En préparation des négociations sur le climat qui auront lieu en fin d’année à Durban (Afrique du Sud), et en pleine tourmente financière, le secteur banquier, avec en tête BNP Paribas, lance une offensive pour réclamer l’intégration des forêts dans le marché du carbone. Les Amis de la Terre (AT), qui s’opposent fermement à cette évolution, ont fait connaitre leurs arguments hier à Paris. D’après eux, ce marché ne repose sur aucune base scientifique et place l’avenir des forêts du monde, et des communautés qui en dépendent, dans les mains d’entreprises irresponsables !

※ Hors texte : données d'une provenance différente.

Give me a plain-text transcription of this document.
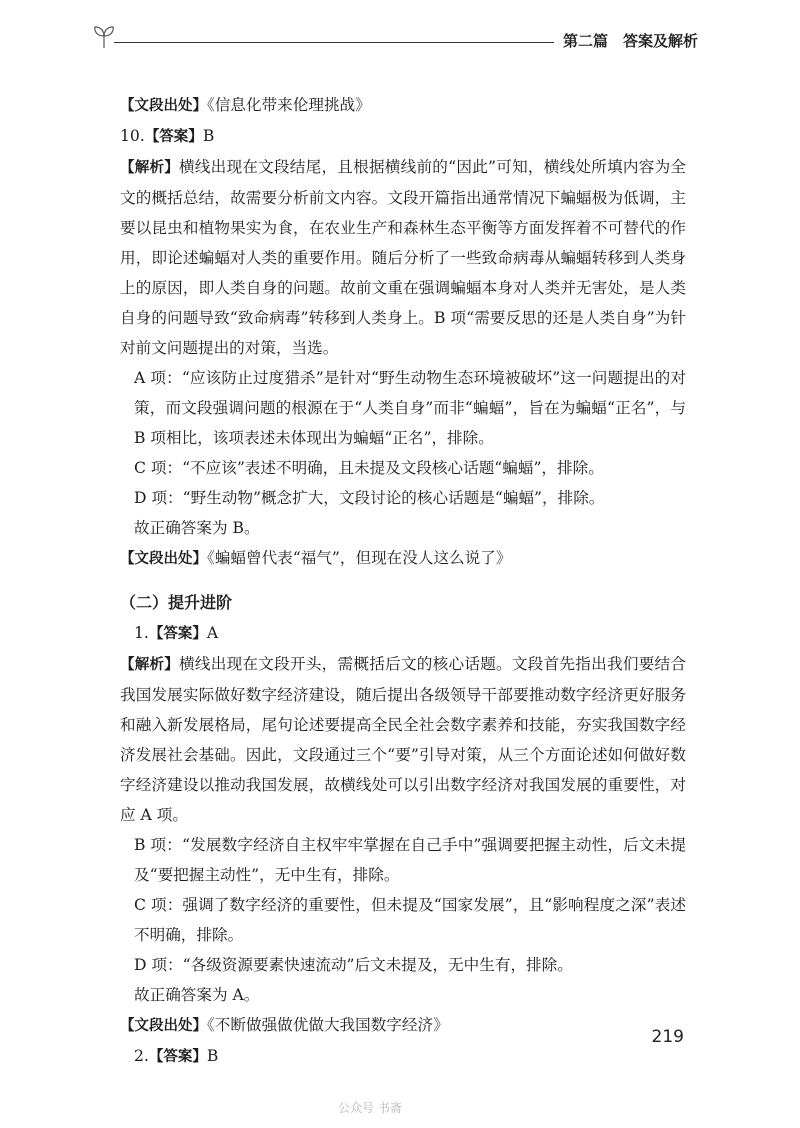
第二篇　答案及解析

【文段出处】《信息化带来伦理挑战》

10.【答案】B

【解析】横线出现在文段结尾，且根据横线前的“因此”可知，横线处所填内容为全文的概括总结，故需要分析前文内容。文段开篇指出通常情况下蝙蝠极为低调，主要以昆虫和植物果实为食，在农业生产和森林生态平衡等方面发挥着不可替代的作用，即论述蝙蝠对人类的重要作用。随后分析了一些致命病毒从蝙蝠转移到人类身上的原因，即人类自身的问题。故前文重在强调蝙蝠本身对人类并无害处，是人类自身的问题导致“致命病毒”转移到人类身上。B 项“需要反思的还是人类自身”为针对前文问题提出的对策，当选。

A 项：“应该防止过度猎杀”是针对“野生动物生态环境被破坏”这一问题提出的对策，而文段强调问题的根源在于“人类自身”而非“蝙蝠”，旨在为蝙蝠“正名”，与 B 项相比，该项表述未体现出为蝙蝠“正名”，排除。

C 项：“不应该”表述不明确，且未提及文段核心话题“蝙蝠”，排除。

D 项：“野生动物”概念扩大，文段讨论的核心话题是“蝙蝠”，排除。

故正确答案为 B。

【文段出处】《蝙蝠曾代表“福气”，但现在没人这么说了》

（二）提升进阶

1.【答案】A

【解析】横线出现在文段开头，需概括后文的核心话题。文段首先指出我们要结合我国发展实际做好数字经济建设，随后提出各级领导干部要推动数字经济更好服务和融入新发展格局，尾句论述要提高全民全社会数字素养和技能，夯实我国数字经济发展社会基础。因此，文段通过三个“要”引导对策，从三个方面论述如何做好数字经济建设以推动我国发展，故横线处可以引出数字经济对我国发展的重要性，对应 A 项。

B 项：“发展数字经济自主权牢牢掌握在自己手中”强调要把握主动性，后文未提及“要把握主动性”，无中生有，排除。

C 项：强调了数字经济的重要性，但未提及“国家发展”，且“影响程度之深”表述不明确，排除。

D 项：“各级资源要素快速流动”后文未提及，无中生有，排除。

故正确答案为 A。

【文段出处】《不断做强做优做大我国数字经济》

2.【答案】B

219
公众号 书斋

Le Programme des Nations unies pour l’environnement (PNUE) et le secteur bancaire ont publié ce 13 septembre 2011 un nouveau rapport, avec une série de recommandations, pour que les négociations sur la lutte contre la déforestation et le réchauffement climatique « s’ouvre efficacement aux flux de la finance privée ». Au centre des débats, les banques espèrent pouvoir accéder à un marché potentiel de plusieurs dizaines de milliards d’euros par an avec la création de crédits-carbone forestiers REDD (Réduction des Émissions liées à la Déforestation et à la Dégradation des Forêts) qui pourraient être achetés par les entreprises et les États ne respectant pas leurs obligations de réduction des émissions de gaz à effet de serre. Or, comme l’explique Sylvain Angerand, chargé de campagne pour les AT et ingénieur forestier, la compensation carbone est une imposture scientifique : « Il n’est pas possible de compenser la libération de carbone d’origine fossile (pétrole, charbon…), qui s’est formé pendant plusieurs millions d’années, par un stockage très temporaire dans les forêts. Les grands incendies en Amazonie, en Russie ou en Asie du Sud-Est, qui se multiplient chaque année, nous le rappellent de façon évidente ».

Pour les AT, l’enjeu pour le secteur privé n’est pas tant de participer à la lutte contre les changements climatiques que de transformer la crise écologique en opportunité économique comme l’explique Yann Louvel, référent de la campagne Responsabilité des acteurs financiers : « Si BNP Paribas, et les autres banques qui ont co-signé ce rapport, voulaient vraiment s’engager pour le climat elles arrêteraient de financer d’une part des secteurs qui contribuent à la déforestation comme les monocultures de palmiers à huile ou de soja et d’autre part des projets extrêmement controversés de centrales à charbon ou d’extraction de pétrole à partir de sables bitumineux. »

Toujours selon les AT, alors que le secteur financier est en passe de s’écrouler à nouveau, les banques sont à la recherche de nouveaux placements présentés comme beaucoup plus sûrs et plus rentables : c’est ce qui explique la tendance croissante à la financiarisation des ressources naturelles et des biens communs comme l’atmosphère.

Après la conférence de Durban en décembre 2011, c’est le Sommet de Rio en juin qui est en ligne de mire des banques : « Les offensives du secteur financier pour mettre la main sur l’atmosphère et la biosphère se multiplient et il est urgent de s’y opposer car les conséquences écologiques et sociales sont désastreuses » comme l’explique Sylvain Angerand qui poursuit : « Nous observons de très près les projets pilotes et nous constatons de graves dérives : restriction d’accès, expulsion de communautés pour planter des arbres transgéniques à croissance rapide, ou encore, embauche de milices privées pour protéger les investissements de ces entreprises ».

Les AT appellent donc les banques privées, et en particulier BNP Paribas, à faire face à leurs responsabilités en arrêtant de financer des projets qui contribuent à la déforestation et au dérèglement du climat plutôt que de vouloir en tirer doublement profit en jouant au pompier-pyromane.